Immersive's Threat Intelligence Labs Help HSBC Reduce Cyber Risk

Organizational Background

HSBC is one of the world’s largest banking and financial services organizations, serving more than 40 million customers worldwide through a network that covers 64 countries and territories.

Challenge

HSBC sought a platform that would facilitate the continuous learning and development of practical cyber skills across its global cyber operations teams. with the goal of helping these teams defend the organization from the rapidly evolving cyber threat landscape, and thus reduce cyber risk.
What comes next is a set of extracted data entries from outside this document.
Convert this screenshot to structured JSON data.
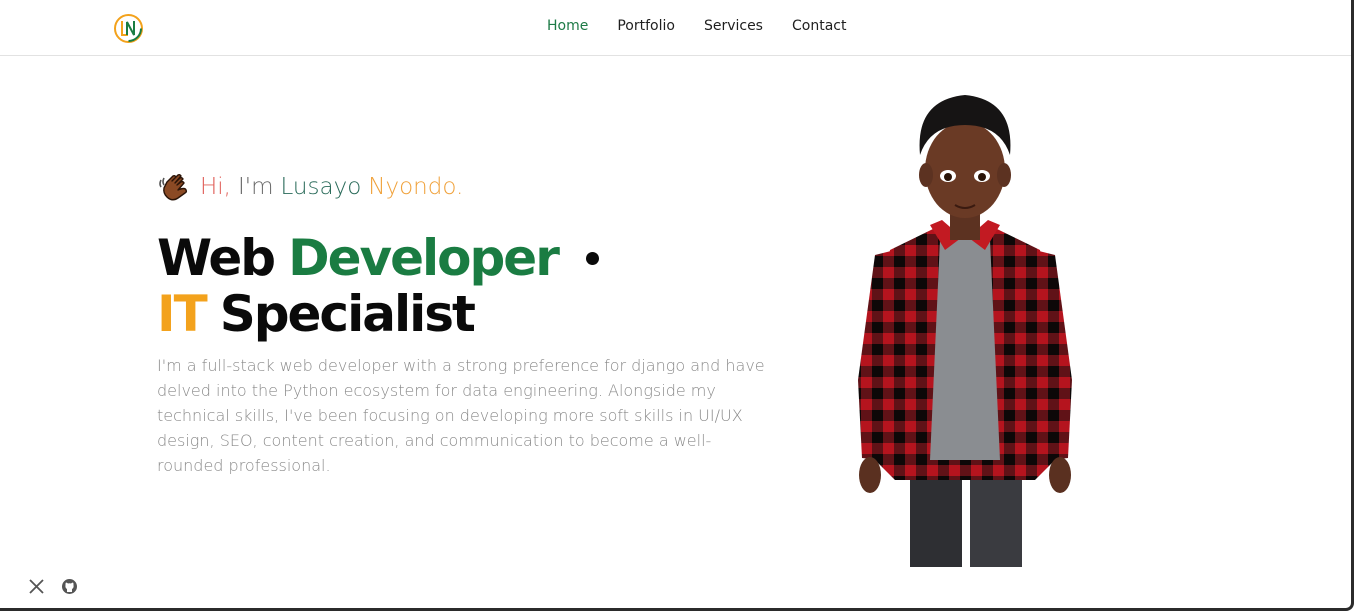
{
  "header": {
    "logo_alt": "LN",
    "nav": [
      {
        "label": "Home",
        "active": true
      },
      {
        "label": "Portfolio",
        "active": false
      },
      {
        "label": "Services",
        "active": false
      },
      {
        "label": "Contact",
        "active": false
      }
    ]
  },
  "hero": {
    "greeting": {
      "icon": "waving-hand-icon",
      "hi": "Hi,",
      "im": "I'm",
      "first_name": "Lusayo",
      "last_name": "Nyondo."
    },
    "title_line1": {
      "word1": "Web",
      "word2": "Developer"
    },
    "title_line2": {
      "word1": "IT",
      "word2": "Specialist"
    },
    "description": "I'm a full-stack web developer with a strong preference for django and have delved into the Python ecosystem for data engineering. Alongside my technical skills, I've been focusing on developing more soft skills in UI/UX design, SEO, content creation, and communication to become a well-rounded professional."
  },
  "social": [
    {
      "icon": "x-twitter-icon"
    },
    {
      "icon": "github-icon"
    }
  ],
  "colors": {
    "accent_green": "#1a7c42",
    "accent_orange": "#f3a21c",
    "accent_red": "#e0605a",
    "nav_active": "#1d7a46"
  }
}
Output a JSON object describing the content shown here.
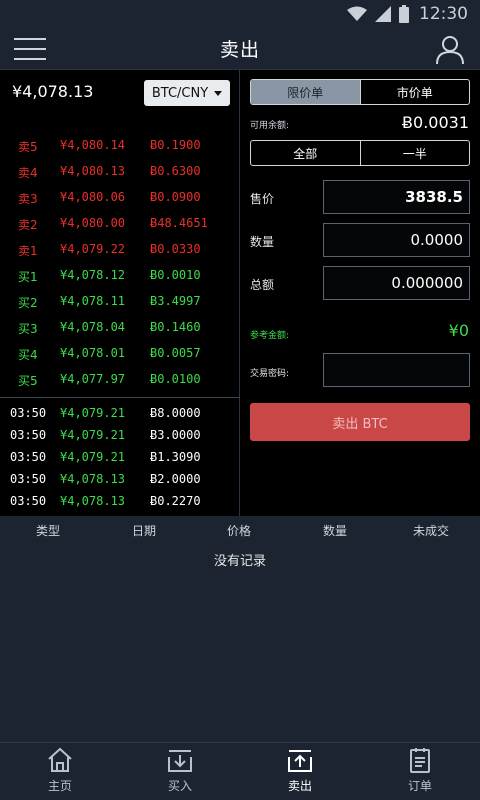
{
  "status_bar": {
    "time": "12:30"
  },
  "header": {
    "title": "卖出"
  },
  "market": {
    "last_price": "¥4,078.13",
    "pair": "BTC/CNY"
  },
  "order_book": {
    "asks": [
      {
        "label": "卖5",
        "price": "¥4,080.14",
        "amount": "Ƀ0.1900"
      },
      {
        "label": "卖4",
        "price": "¥4,080.13",
        "amount": "Ƀ0.6300"
      },
      {
        "label": "卖3",
        "price": "¥4,080.06",
        "amount": "Ƀ0.0900"
      },
      {
        "label": "卖2",
        "price": "¥4,080.00",
        "amount": "Ƀ48.4651"
      },
      {
        "label": "卖1",
        "price": "¥4,079.22",
        "amount": "Ƀ0.0330"
      }
    ],
    "bids": [
      {
        "label": "买1",
        "price": "¥4,078.12",
        "amount": "Ƀ0.0010"
      },
      {
        "label": "买2",
        "price": "¥4,078.11",
        "amount": "Ƀ3.4997"
      },
      {
        "label": "买3",
        "price": "¥4,078.04",
        "amount": "Ƀ0.1460"
      },
      {
        "label": "买4",
        "price": "¥4,078.01",
        "amount": "Ƀ0.0057"
      },
      {
        "label": "买5",
        "price": "¥4,077.97",
        "amount": "Ƀ0.0100"
      }
    ]
  },
  "trades": [
    {
      "time": "03:50",
      "price": "¥4,079.21",
      "amount": "Ƀ8.0000"
    },
    {
      "time": "03:50",
      "price": "¥4,079.21",
      "amount": "Ƀ3.0000"
    },
    {
      "time": "03:50",
      "price": "¥4,079.21",
      "amount": "Ƀ1.3090"
    },
    {
      "time": "03:50",
      "price": "¥4,078.13",
      "amount": "Ƀ2.0000"
    },
    {
      "time": "03:50",
      "price": "¥4,078.13",
      "amount": "Ƀ0.2270"
    }
  ],
  "order_form": {
    "order_types": [
      "限价单",
      "市价单"
    ],
    "active_order_type": "限价单",
    "balance_label": "可用余额:",
    "balance_value": "Ƀ0.0031",
    "quick_amounts": [
      "全部",
      "一半"
    ],
    "price_label": "售价",
    "price_value": "3838.5",
    "quantity_label": "数量",
    "quantity_value": "0.0000",
    "total_label": "总额",
    "total_value": "0.000000",
    "reference_label": "参考金额:",
    "reference_value": "¥0",
    "password_label": "交易密码:",
    "submit_label": "卖出 BTC"
  },
  "orders": {
    "columns": [
      "类型",
      "日期",
      "价格",
      "数量",
      "未成交"
    ],
    "empty_text": "没有记录"
  },
  "tab_bar": {
    "tabs": [
      {
        "label": "主页",
        "icon": "home-icon"
      },
      {
        "label": "买入",
        "icon": "download-icon"
      },
      {
        "label": "卖出",
        "icon": "upload-icon"
      },
      {
        "label": "订单",
        "icon": "clipboard-icon"
      }
    ],
    "active": "卖出"
  },
  "colors": {
    "sell": "#e8302a",
    "buy": "#3ddc4a",
    "submit": "#c94746",
    "header_bg": "#1b2430"
  }
}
HSBC needed a solution that would not only be highly engaging but also challenge its teams, enabling them to upskill on- demand in a consistent manner, no matter their location. The content also needed to meet the bank’s exceptionally high standards, as it protects the data of millions of customers and businesses. It had to be highly relevant to each role and cover a broad range of topics at all skill levels. New content should also be available as soon as threats emerge, so their teams’ skills are always current and keep HSBC ahead of the threat landscape.

Solution

Immersive’s services were deployed to to HSBC’s global cyber operations teams, including the UK, Poland,Germany, US, Mexico, India and Hong Kong. The cohesive platform enabled HSBC to accurately measure and evidence cyber capability while pushing continuous skills development across its teams. Each team member has relevant personal objectives built within the platform and aligned to NIST’s NICE framework to power their career development. HSBC has also mapped its teams’ practical skills to the MITRE ATT&CK framework, the standard by which enterprises visualize their surface of attack. Immersive Labs now provides HSBC with increased visibility and evidence of skills, which mean sit can rapidly assign the most appropriate members of the team to defend against attacks using specific techniques or entry methods.

‍

Benefits

Members of those global cyber operations teams can now access content derived from threat intelligence from anywhere, anytime and explore vulnerabilities as soon as they become public. This allows them to get hands-on and gain a much deeper understanding of specific vulnerabilities from both an offensive and defensive perspective. In July 2020, a critical vulnerability was discovered in F5 BIG-IP network appliances. If exploited, impacted devices had the potential for remote code execution. Within days of the exploit being disclosed, Immersive produced offensive and defensive labs to get users hands-on with the vulnerability, which the NVD gave a 10.0 critical CVSS score.